During the Thirty Years’ War, John Taylor served at the Habsburg courts in Brussels, Madrid, and Vienna. Although he figured prominently in Charles I’s secret Habsburg foreign policy during the war, published information on Taylor is sparse. His story is especially compelling given his own and his family’s connections with Continental Catholicism as well as his involvement, as a gentleman of indisputably Catholic background, in English diplomacy of the time.

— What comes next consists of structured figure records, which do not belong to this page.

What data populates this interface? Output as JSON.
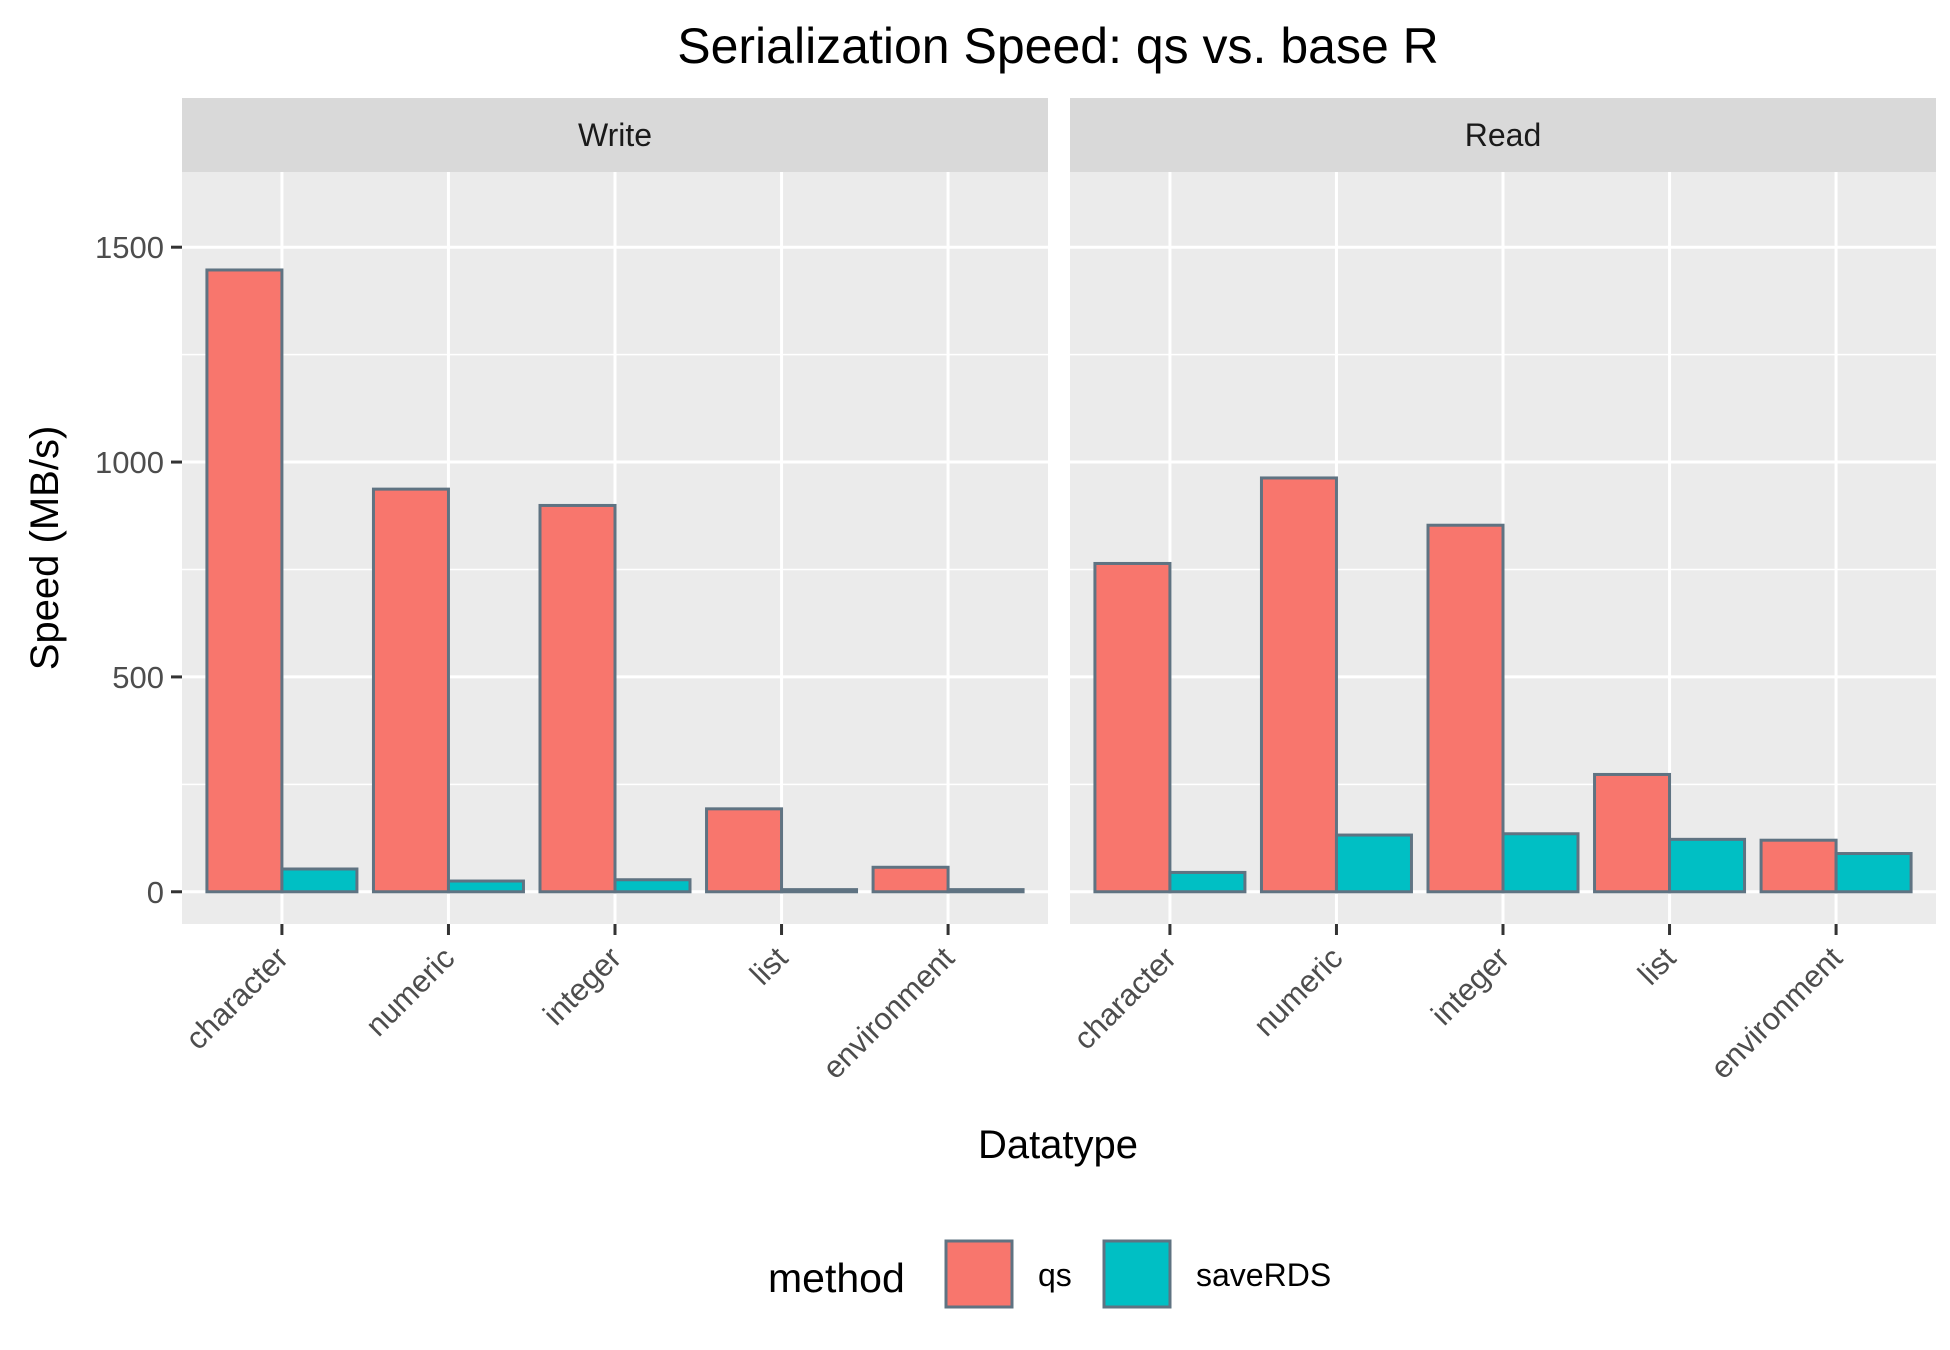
{
  "chart_data": {
    "type": "bar",
    "title": "Serialization Speed: qs vs. base R",
    "xlabel": "Datatype",
    "ylabel": "Speed (MB/s)",
    "ylim": [
      -75,
      1675
    ],
    "yticks": [
      0,
      500,
      1000,
      1500
    ],
    "categories": [
      "character",
      "numeric",
      "integer",
      "list",
      "environment"
    ],
    "grid": true,
    "legend_position": "bottom",
    "legend_title": "method",
    "series_colors": {
      "qs": "#F8766D",
      "saveRDS": "#00BFC4"
    },
    "bar_outline_color": "#5F7382",
    "panels": [
      {
        "label": "Write",
        "series": [
          {
            "name": "qs",
            "values": [
              1447,
              937,
              899,
              193,
              57
            ]
          },
          {
            "name": "saveRDS",
            "values": [
              53,
              25,
              28,
              5,
              5
            ]
          }
        ]
      },
      {
        "label": "Read",
        "series": [
          {
            "name": "qs",
            "values": [
              764,
              963,
              853,
              273,
              120
            ]
          },
          {
            "name": "saveRDS",
            "values": [
              45,
              132,
              135,
              122,
              89
            ]
          }
        ]
      }
    ]
  }
}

Taylor’s story demonstrates that Charles I had no qualms about taking Catholics into his service and entrusting them with negotiations of a sensitive nature. Taylor’s involvement in the King’s secret Habsburg foreign policy was in fact due in large part to his vulnerable financial, religious, and political position, which made him an easy scapegoat should the need for one arise. In the end, however, the King’s underhanded tactics blew up in his face. While he had Taylor thrown into the Tower for openly dealing with the Emperor, this was not enough to conceal the nature of his negotiations with the Catholic Habsburgs. The exposure of Charles’s secret foreign policy had momentous consequences, for it contributed to the hardening of Protestant opinion against him that manifested itself in the Civil War.
Lindquist, Thea, "John Taylor (1597-1655): English Catholic Gentleman and Caroline Diplomat" (2006). University Libraries Faculty & Staff Contributions. 82.